前置きが長くなりましたが、このような仕組みを代襲相続と呼びます。

つまり、死亡した方の兄弟姉妹が死亡していたとしても、兄弟姉妹に子どもがいる場合には、その子ども、つまり死亡した方からみた甥・姪に相続権が移行するのです。

そうなると、配偶者と甥・姪がセットで相続人となる可能性もあるということになりますね。

しかし、家族関係が希薄化してきている現代。兄弟姉妹とは何年も会っていないという方も多いのではないでしょうか。

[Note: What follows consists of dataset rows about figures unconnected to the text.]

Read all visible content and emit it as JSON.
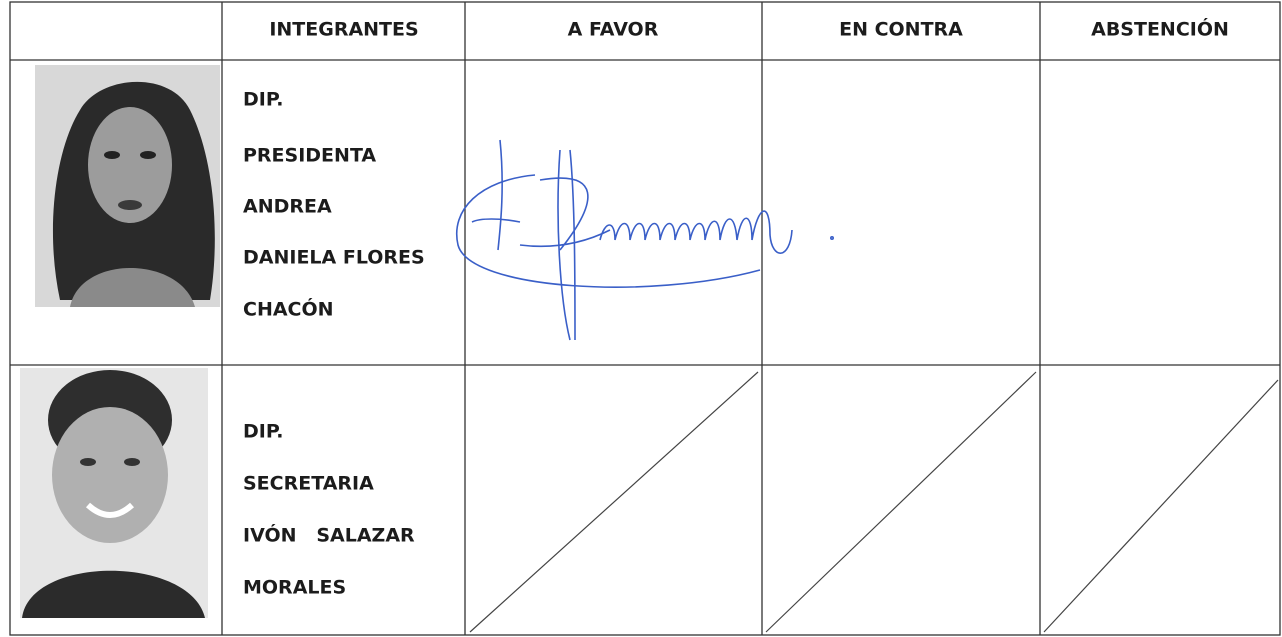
{
  "table": {
    "header": [
      "INTEGRANTES",
      "A FAVOR",
      "EN CONTRA",
      "ABSTENCIÓN"
    ],
    "rows": [
      {
        "name_lines": [
          "DIP.",
          "PRESIDENTA",
          "ANDREA",
          "DANIELA FLORES",
          "CHACÓN"
        ]
      },
      {
        "name_lines": [
          "DIP.",
          "SECRETARIA",
          "IVÓN   SALAZAR",
          "MORALES"
        ]
      }
    ]
  }
}
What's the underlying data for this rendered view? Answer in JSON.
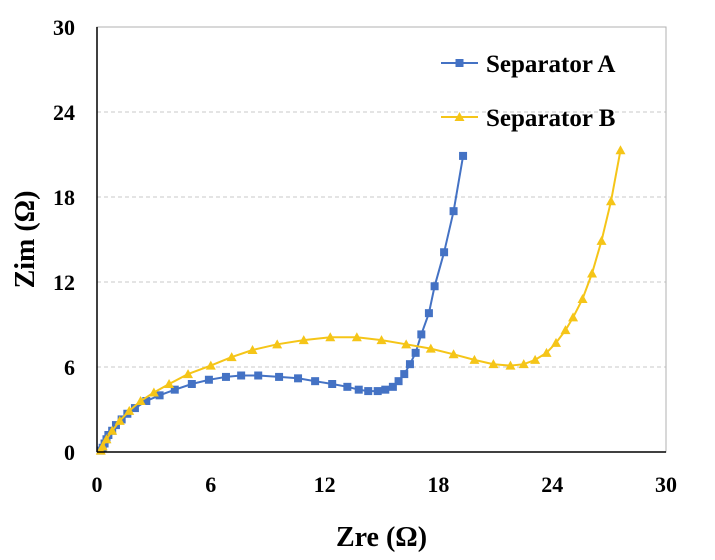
{
  "chart_data": {
    "type": "scatter",
    "xlabel": "Zre (Ω)",
    "ylabel": "Zim (Ω)",
    "xlim": [
      0,
      30
    ],
    "ylim": [
      0,
      30
    ],
    "xticks": [
      "0",
      "6",
      "12",
      "18",
      "24",
      "30"
    ],
    "yticks": [
      "0",
      "6",
      "12",
      "18",
      "24",
      "30"
    ],
    "grid": "horizontal dashed",
    "legend": "top-right",
    "series": [
      {
        "name": "Separator A",
        "color": "#4472C4",
        "marker": "square",
        "points": [
          [
            0.2,
            0.1
          ],
          [
            0.3,
            0.3
          ],
          [
            0.4,
            0.6
          ],
          [
            0.5,
            0.9
          ],
          [
            0.6,
            1.2
          ],
          [
            0.8,
            1.5
          ],
          [
            1.0,
            1.9
          ],
          [
            1.3,
            2.3
          ],
          [
            1.6,
            2.7
          ],
          [
            2.0,
            3.1
          ],
          [
            2.6,
            3.6
          ],
          [
            3.3,
            4.0
          ],
          [
            4.1,
            4.4
          ],
          [
            5.0,
            4.8
          ],
          [
            5.9,
            5.1
          ],
          [
            6.8,
            5.3
          ],
          [
            7.6,
            5.4
          ],
          [
            8.5,
            5.4
          ],
          [
            9.6,
            5.3
          ],
          [
            10.6,
            5.2
          ],
          [
            11.5,
            5.0
          ],
          [
            12.4,
            4.8
          ],
          [
            13.2,
            4.6
          ],
          [
            13.8,
            4.4
          ],
          [
            14.3,
            4.3
          ],
          [
            14.8,
            4.3
          ],
          [
            15.2,
            4.4
          ],
          [
            15.6,
            4.6
          ],
          [
            15.9,
            5.0
          ],
          [
            16.2,
            5.5
          ],
          [
            16.5,
            6.2
          ],
          [
            16.8,
            7.0
          ],
          [
            17.1,
            8.3
          ],
          [
            17.5,
            9.8
          ],
          [
            17.8,
            11.7
          ],
          [
            18.3,
            14.1
          ],
          [
            18.8,
            17.0
          ],
          [
            19.3,
            20.9
          ]
        ]
      },
      {
        "name": "Separator B",
        "color": "#F5C518",
        "marker": "triangle",
        "points": [
          [
            0.2,
            0.1
          ],
          [
            0.3,
            0.4
          ],
          [
            0.5,
            0.9
          ],
          [
            0.8,
            1.5
          ],
          [
            1.2,
            2.2
          ],
          [
            1.7,
            2.9
          ],
          [
            2.3,
            3.6
          ],
          [
            3.0,
            4.2
          ],
          [
            3.8,
            4.8
          ],
          [
            4.8,
            5.5
          ],
          [
            6.0,
            6.1
          ],
          [
            7.1,
            6.7
          ],
          [
            8.2,
            7.2
          ],
          [
            9.5,
            7.6
          ],
          [
            10.9,
            7.9
          ],
          [
            12.3,
            8.1
          ],
          [
            13.7,
            8.1
          ],
          [
            15.0,
            7.9
          ],
          [
            16.3,
            7.6
          ],
          [
            17.6,
            7.3
          ],
          [
            18.8,
            6.9
          ],
          [
            19.9,
            6.5
          ],
          [
            20.9,
            6.2
          ],
          [
            21.8,
            6.1
          ],
          [
            22.5,
            6.2
          ],
          [
            23.1,
            6.5
          ],
          [
            23.7,
            7.0
          ],
          [
            24.2,
            7.7
          ],
          [
            24.7,
            8.6
          ],
          [
            25.1,
            9.5
          ],
          [
            25.6,
            10.8
          ],
          [
            26.1,
            12.6
          ],
          [
            26.6,
            14.9
          ],
          [
            27.1,
            17.7
          ],
          [
            27.6,
            21.3
          ]
        ]
      }
    ]
  }
}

それでもやはり、相続権の認められる兄弟姉妹、もしくは甥・姪に相続させなければならないのでしょうか。

結論から言うと、配偶者に全財産を相続させる方法は存在します。

それは遺言書を残しておくこと。

配偶者と兄弟姉妹が相続人になるとトラブルに発展しやすい

しかし遺言書に“配偶者に全財産を相続させる”残しておいたとしても、兄弟姉妹や甥・姪から遺留分減殺請求を受けてしまうんじゃないの!とお思いのあなた。

遺留分の認められている相続人を覚えているでしょうか。

遺留分の認められる相続人は、配偶者・子ども・両親・代襲相続の孫のみ。

つまり、兄弟姉妹や甥・姪には遺留分が認められていないのです。

従って、遺留分減殺請求を行うことはできないのです。

相続では、遺言書に示されている遺産分割方法は、民法で規定されている法定相続分に優先するという原則があります。

ということは、遺言書に“配偶者に全財産を相続させる”と書いてあったとしても、兄弟姉妹や甥・姪が遺留分減殺請求によって遺留分を取り戻す手続きを行うことはできないのです。

逆を言えば、遺言書を残しておかなければ兄弟姉妹や甥・姪に一定額の財産を相続させなければならないということになります。

ご自身に子どもがおらず、配偶者に全財産を相続させたいと思っているのであれば、早急に遺言書を準備しておくようにしましょう。

配偶者と兄弟姉妹、もしくは甥・姪が相続人となるケースでは、トラブルが付きものです。

配偶者からしてみれば、何十年にわたって夫婦で協力して財産を築き上げてきたとの考えが、兄弟姉妹からしてみれば、血縁を重視すべきだとの考えがあります。

両者の考えの違いからトラブルに発展しやすいと言われているのです。

残された配偶者は、血縁のない死亡した配偶者の親族と相続を進めなければなりませんので、大変な思いをすることになるでしょう。

遺産分割協議ではそれぞれの意見が絡んできますので、スムーズに手続きを執り行えるようにするためにも、遺言書は必ず準備しておきましょう。